Stéphane Ceretti (born 24 September 1973) is a French visual effects supervisor.

==Career==
Stéphane Ceretti began his career as an animator later transferring over to a VFX supervisor at BUF Compagnie in Paris. He moved to London, UK in 2008 where he worked at Moving Picture Company and Method Studios.

In 2013, Ceretti moved to Los Angeles where he now lives and works. In 2014, he worked on Guardians of the Galaxy as the Marvel Visual Effects Supervisor. He was nominated alongside Nicolas Aithadi, Jonathan Fawkner and Paul Corbould at the 87th Academy Awards and at the 68th British Academy Film Awards for Special Visual Effects.

In 2016, he worked on Doctor Strange as the Marvel Visual Effects Supervisor. Nominated alongside Richard Bluff, Vincent Cirelli and Paul Corbould at the 89th Academy Awards for Best Achievement in Visual Effects and at the 70th British Academy Film Awards for Special Visual Effects.
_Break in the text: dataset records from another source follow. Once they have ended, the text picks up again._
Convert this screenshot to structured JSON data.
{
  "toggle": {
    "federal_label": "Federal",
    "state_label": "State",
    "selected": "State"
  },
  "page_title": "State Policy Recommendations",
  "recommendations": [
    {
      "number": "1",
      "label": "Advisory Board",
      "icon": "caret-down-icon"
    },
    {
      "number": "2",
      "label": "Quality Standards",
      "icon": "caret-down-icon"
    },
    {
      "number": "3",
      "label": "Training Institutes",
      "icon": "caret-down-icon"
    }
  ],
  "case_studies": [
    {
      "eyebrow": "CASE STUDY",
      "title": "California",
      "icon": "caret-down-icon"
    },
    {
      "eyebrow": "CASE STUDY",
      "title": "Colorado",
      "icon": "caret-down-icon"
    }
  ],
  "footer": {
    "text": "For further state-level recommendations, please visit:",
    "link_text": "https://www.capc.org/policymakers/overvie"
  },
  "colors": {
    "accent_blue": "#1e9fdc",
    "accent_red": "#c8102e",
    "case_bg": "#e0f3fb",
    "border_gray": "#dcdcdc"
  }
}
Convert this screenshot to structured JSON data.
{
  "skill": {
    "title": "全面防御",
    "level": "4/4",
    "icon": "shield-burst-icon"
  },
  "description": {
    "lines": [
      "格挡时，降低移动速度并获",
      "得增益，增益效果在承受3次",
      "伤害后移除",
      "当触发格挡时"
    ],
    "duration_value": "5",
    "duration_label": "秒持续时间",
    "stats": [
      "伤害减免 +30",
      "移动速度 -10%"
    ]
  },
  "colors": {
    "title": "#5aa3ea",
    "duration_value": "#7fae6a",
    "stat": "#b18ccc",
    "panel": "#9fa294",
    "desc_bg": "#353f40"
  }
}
In 2017, Ceretti directed and co-produced with Nhut Le a short "Comfort". The short earned an Award of Merit at the Best Shorts competition in September 2017.

In 2018, Ceretti worked on Ant-Man and the Wasp as the Marvel Visual Effects Supervisor in 2019. Additionally he was Visual Effects Supervisor for the additional second unit on Avengers: Endgame alongside Jesse James Chisholm.

In 2019–2020, Ceretti worked on Eternals as Visual Effects Supervisor.

From Summer 2021 to 2023, Ceretti worked on Guardians of the Galaxy Vol. 3 as Visual Effect Supervisor. He also worked on the Guardians of the Galaxy Holiday Special, a 42 minute show released on Disney+ in November 2022.

In 2024-2025, Ceretti supervised the effects on Superman for which they were nominated for multiple awards including the Critics' Choice Movie Awards.

In January 2026, Ceretti went back to Atlanta for Man of Tomorrow, the follow-up to the superman movie.

== Filmography ==

Year: Title; Director; Roles; Other notes
1997: Batman & Robin; Joel Schumacher; Animator: BUF
1998: The Visitors II: The Corridors of Time; Jean-Marie Poiré; Visual Effects: BUF Compagnie
2000: The Cell; Tarsem Singh; CG Supervisor: BUF
2002: S1m0ne; Andrew Niccol; Digital Artist: BUF Compagnie
2003: The Matrix Reloaded; The Wachowskis; Visual Effects Supervisor: BUF; 1st of 3 collaborations with the Wachowskis
The Matrix Revolutions
2004: Alexander; Oliver Stone
2005: Batman Begins; Christopher Nolan; 1st of 2 collaborations with Nolan
Harry Potter and the Goblet of Fire: Mike Newell; Visual Effects: BUF; 1st of 2 collaborations with Newell
Angel-A: Luc Besson; Digital Compositor: BUF
2006: Silent Hill; Christophe Gans; Visual Effects Supervisor: BUF
The Prestige: Christopher Nolan
2007: J'attends quelqu'un; Jérôme Bonnell; Visual Effects
2008: Babylon A.D.; Mathieu Kassovitz; Visual Effects Supervisor: BUF
2010: Prince of Persia: The Sands of Time; Mike Newell; Visual Effects Supervisor: MPC; 1st of 2 collaborations with producer Jerry Bruckheimer
The Sorcerer's Apprentice: Jon Turteltaub; Visual Effects: Method
2011: X-Men: First Class; Matthew Vaughn; Production Additional Visual Effects Supervisor
Captain America: The First Avenger: Joe Johnston; Additional Visual Effects Supervisor: 2nd Unit; 1st of 9 collaborations with Marvel Studios
2012: Cloud Atlas; The Wachowskis; Tom Tykwer; Production Visual Effects Supervisor
2013: Thor: The Dark World; Alan Taylor; 2nd Unit Visual Effects Supervisor
2014: Guardians of the Galaxy; James Gunn; Production Visual Effects Supervisor; 1st of 4 collaborations with Gunn; Nominated - Academy Award for Best Visual Effects With Nicolas Aithadi, Jonathan Fawkner and Paul Corbould
2016: Doctor Strange; Scott Derrickson; Nominated - Academy Award for Best Visual Effects With Richard Bluff, Vincent Cirelli and Paul Corbould
2018: Ant-Man and the Wasp; Peyton Reed
2019: Avengers: Endgame; Anthony and Joe Russo; Visual Effects Supervisor: Additional 2nd Unit; With Jesse James Chisholm
El Camino: A Breaking Bad Movie: Vince Gilligan; Production Visual Effects Consultant
2020: Nomadland; Chloe Zhao; 1st of 2 collaborations with Zhao
2021: Eternals; Production Visual Effects Supervisor
2022: The Guardians of the Galaxy Holiday Special; James Gunn
2023: Guardians of the Galaxy Vol. 3; Nominated for Academy Award for Best Visual Effects. With Alexis Wajsbrot, Guy Williams, and Theo Bialek.